Introduction: Despite use of operative and non-operative interventions to reduce blood loss during liver resection, 20%-40% of patients receive a perioperative blood transfusion. Extensive intraoperative blood loss is a major risk factor for postoperative morbidity and mortality and receipt of blood transfusion is associated with serious risks including an association with long-term cancer recurrence and overall survival. In addition, blood products are scarce and associated with appreciable expense; decreasing blood transfusion requirements would therefore have health system benefits. Tranexamic acid (TXA), an antifibrinolytic, has been shown to reduce the probability of receiving a blood transfusion by one-third for patients undergoing cardiac or orthopaedic surgery. However, its applicability in liver resection has not been widely researched.
Methods and analysis: This protocol describes a prospective, blinded, randomised controlled trial being conducted at 10 sites in Canada and 1 in the USA. 1230 eligible and consenting participants will be randomised to one of two parallel groups: experimental (2 g of intravenous TXA) or placebo (saline) administered intraoperatively. The primary endpoint is receipt of blood transfusion within 7 days of surgery. Secondary outcomes include blood loss, postoperative complications, quality of life and 5-year disease-free and overall survival.

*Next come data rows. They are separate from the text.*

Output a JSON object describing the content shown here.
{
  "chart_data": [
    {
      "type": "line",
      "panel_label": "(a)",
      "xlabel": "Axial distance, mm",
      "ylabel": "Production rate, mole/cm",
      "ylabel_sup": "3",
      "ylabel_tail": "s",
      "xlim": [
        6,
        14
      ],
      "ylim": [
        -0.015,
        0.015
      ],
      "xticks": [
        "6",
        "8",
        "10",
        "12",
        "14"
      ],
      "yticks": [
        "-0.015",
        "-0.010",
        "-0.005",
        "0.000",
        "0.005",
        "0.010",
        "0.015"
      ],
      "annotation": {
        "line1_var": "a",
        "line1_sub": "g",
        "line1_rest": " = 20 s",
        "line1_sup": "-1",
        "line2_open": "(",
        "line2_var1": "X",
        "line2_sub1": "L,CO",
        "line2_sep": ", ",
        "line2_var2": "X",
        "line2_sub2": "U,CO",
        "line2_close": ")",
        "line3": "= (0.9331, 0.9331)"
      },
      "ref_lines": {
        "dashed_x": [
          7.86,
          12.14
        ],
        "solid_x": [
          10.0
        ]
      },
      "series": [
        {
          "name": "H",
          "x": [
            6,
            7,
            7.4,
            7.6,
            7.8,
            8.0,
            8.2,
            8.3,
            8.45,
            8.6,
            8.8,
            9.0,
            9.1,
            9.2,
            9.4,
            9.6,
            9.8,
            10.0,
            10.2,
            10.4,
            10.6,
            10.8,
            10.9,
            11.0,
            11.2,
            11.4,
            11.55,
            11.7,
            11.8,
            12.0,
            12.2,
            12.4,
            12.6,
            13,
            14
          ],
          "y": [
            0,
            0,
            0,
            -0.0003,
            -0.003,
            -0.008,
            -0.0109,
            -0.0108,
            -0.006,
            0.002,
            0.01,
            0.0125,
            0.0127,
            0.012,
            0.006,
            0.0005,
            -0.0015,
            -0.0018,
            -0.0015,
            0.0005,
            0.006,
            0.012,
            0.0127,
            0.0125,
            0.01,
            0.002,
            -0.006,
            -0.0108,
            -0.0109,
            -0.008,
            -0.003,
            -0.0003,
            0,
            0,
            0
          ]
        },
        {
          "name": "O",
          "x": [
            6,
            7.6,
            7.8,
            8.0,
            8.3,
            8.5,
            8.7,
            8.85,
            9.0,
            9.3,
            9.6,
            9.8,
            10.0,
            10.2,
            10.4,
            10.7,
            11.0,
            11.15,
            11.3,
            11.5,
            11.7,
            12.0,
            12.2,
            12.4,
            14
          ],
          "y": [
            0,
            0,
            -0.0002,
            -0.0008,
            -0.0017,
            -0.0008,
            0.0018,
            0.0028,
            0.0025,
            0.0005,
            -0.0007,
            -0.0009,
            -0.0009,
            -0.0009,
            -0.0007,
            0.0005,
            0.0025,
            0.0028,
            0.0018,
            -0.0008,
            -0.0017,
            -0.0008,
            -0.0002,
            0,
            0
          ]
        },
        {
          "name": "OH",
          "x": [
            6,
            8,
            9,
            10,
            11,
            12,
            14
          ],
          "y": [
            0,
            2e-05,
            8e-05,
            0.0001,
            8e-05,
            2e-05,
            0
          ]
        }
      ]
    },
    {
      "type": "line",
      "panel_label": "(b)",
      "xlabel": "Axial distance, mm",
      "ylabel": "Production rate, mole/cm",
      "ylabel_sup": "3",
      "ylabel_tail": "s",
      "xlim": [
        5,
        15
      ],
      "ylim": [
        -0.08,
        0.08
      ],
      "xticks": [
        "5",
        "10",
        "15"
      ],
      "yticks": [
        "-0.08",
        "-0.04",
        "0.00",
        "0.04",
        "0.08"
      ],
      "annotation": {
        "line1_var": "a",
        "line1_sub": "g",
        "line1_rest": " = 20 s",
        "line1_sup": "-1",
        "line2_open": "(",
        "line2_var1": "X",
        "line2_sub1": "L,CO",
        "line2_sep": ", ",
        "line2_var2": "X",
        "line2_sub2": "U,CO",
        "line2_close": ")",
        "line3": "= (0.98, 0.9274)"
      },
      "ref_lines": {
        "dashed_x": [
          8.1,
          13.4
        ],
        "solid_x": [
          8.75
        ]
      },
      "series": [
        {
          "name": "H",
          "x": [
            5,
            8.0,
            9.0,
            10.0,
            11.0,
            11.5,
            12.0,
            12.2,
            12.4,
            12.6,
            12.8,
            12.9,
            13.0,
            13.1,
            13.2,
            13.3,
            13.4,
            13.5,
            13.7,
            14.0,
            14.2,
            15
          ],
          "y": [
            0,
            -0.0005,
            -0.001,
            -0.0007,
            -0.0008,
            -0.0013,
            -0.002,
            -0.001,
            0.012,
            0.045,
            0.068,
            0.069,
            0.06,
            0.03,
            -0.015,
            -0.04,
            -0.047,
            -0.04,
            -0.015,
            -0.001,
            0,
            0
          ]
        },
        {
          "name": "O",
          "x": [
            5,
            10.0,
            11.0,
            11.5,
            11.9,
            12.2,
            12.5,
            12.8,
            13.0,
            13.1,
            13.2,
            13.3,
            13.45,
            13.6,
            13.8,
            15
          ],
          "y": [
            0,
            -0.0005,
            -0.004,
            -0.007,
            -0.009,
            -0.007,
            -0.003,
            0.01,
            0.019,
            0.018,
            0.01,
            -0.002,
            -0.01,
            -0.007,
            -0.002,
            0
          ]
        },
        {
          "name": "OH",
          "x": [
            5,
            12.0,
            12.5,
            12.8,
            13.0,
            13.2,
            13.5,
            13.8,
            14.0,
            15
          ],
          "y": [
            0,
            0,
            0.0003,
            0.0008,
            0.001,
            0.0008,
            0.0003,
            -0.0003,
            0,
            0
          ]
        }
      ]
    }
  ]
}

Ethics and dissemination: This trial has been approved by the research ethics boards at participating centres and Health Canada (parent control number 177992) and is currently enrolling participants. All participants will provide written informed consent. Results will be distributed widely through local and international meetings, presentation, publication and ClinicalTrials.gov.
Trial registration number: NCT02261415.
Keywords: blood bank & transfusion medicine; clinical trials; hepatobiliary surgery; hepatobiliary tumours.